Some soldiers admit that they're on the fence. Yossi Hazan, a 34-year-old rabbi and reserve paratrooper, says he instructs pupils at Beit Yatir because instilling an appreciation of the biblical land and Torah helps make better soldiers. An evacuation order, however, would trigger a dilemma between his allegiance to the military and a desire to avoid an internecine conflict.
"These two values clash," he says. "I, myself, don't know what I would do."
About 75 pupils study at Beit Yatir, one of 14 religious prep schools that feed some 1,000 soldiers a year into the army's regular force of 185,000. Most sign up for elite infantry units. In the 1960s and 70s, observant soldiers were exceedingly rare in such outfits. Though Israelis revered combat soldiers, religious youths usually preferred studying in yeshiva seminaries rather than joining the overwhelmingly secular commando forces.
That began to change in the 1980s as a vanguard of right-wing religious settlers led the expansion of Israeli communities in the West Bank and Gaza Strip. The opening of the religious prep schools in the 1990s answered a growing demand among observant Jews to serve in elite units and coincided with the promotion of Israel's first observant general.
When Bentsion Gruber began attending army conferences for reserve commanders a decade ago, he and one other religious officer would search for a prayer service in surrounding hotels. Now, some 40 percent of participants are observant, enough for three separate prayer quorums. "The army used to be the social elite, and the religious were in other places," he says. "When the elite moved to business, the religious moved into the army."
Mr. Gruber, an outspoken critic of the right-wing "refuseniks," worries about a possible rift between the military and religious soldiers. "The army will say, 'OK, we understand, you're educating a fifth column. You are educating people who say on one hand they're listening to the army and on the other hand say they are listening to the rabbis,'" he says. "[The prep schools] are in a trap. They're talking out of both sides of their mouth."
Back in an office decorated with pictures of rabbis and army generals, Hager summarizes his Bible lesson on disobeying orders.

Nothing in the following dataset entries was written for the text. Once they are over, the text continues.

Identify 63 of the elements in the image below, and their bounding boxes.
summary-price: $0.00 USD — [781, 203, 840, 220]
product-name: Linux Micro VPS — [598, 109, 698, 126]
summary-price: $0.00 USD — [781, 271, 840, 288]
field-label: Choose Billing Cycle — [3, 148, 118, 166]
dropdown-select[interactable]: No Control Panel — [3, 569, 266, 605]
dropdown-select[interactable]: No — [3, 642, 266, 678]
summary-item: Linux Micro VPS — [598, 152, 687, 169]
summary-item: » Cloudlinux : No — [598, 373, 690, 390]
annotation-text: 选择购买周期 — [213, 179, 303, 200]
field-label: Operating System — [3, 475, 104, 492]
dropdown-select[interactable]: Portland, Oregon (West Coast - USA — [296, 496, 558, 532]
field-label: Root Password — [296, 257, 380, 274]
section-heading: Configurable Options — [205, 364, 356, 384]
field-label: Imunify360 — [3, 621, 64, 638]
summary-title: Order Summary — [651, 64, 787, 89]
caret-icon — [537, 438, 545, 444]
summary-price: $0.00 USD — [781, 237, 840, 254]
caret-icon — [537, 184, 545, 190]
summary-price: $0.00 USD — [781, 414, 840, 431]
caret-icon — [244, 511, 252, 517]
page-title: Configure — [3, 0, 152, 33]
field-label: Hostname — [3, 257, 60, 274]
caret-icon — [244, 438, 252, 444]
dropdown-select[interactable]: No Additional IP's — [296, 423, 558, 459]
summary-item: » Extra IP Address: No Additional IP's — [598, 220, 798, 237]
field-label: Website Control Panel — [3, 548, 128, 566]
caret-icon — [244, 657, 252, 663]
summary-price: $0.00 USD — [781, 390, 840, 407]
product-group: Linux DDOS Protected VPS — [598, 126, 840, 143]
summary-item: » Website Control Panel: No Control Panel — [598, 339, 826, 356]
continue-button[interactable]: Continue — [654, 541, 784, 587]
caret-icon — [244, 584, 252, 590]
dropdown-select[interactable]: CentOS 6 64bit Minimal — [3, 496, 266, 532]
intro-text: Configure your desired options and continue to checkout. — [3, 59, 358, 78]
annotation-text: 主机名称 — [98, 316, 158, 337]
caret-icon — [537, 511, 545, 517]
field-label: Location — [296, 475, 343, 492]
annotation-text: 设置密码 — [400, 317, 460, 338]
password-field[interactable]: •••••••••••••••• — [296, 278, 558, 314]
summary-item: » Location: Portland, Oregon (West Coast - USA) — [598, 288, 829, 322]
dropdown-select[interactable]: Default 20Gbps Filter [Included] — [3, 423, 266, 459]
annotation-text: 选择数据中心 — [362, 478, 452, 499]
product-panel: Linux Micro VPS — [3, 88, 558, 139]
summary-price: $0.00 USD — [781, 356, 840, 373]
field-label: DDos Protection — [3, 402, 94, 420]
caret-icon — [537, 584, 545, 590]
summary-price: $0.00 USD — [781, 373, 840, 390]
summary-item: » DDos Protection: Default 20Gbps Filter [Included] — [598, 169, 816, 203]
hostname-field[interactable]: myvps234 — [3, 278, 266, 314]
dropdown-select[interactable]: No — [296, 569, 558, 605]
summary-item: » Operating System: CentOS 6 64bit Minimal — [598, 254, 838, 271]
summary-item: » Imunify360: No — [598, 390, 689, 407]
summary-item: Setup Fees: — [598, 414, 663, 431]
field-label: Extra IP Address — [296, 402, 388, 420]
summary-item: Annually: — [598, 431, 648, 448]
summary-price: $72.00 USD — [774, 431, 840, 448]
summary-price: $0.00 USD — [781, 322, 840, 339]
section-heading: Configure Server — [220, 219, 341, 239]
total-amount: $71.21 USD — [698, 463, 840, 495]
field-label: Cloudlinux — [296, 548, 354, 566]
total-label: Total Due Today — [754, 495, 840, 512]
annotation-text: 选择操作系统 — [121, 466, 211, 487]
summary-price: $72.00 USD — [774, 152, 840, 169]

"There are two legitimate opinions," he says, citing conflicting commentary from the Jewish medieval philosopher Maimonides and a 19th-century Lithuanian rabbinic scholar that supports the refuseniks and the army, respectively.
But when pressed about what he would do if he were called up to aid the evacuation, Hager is unequivocal. Instead of heeding the order, he plans to stand with the Gaza settlers resisting the army. "I will be [there]," he says.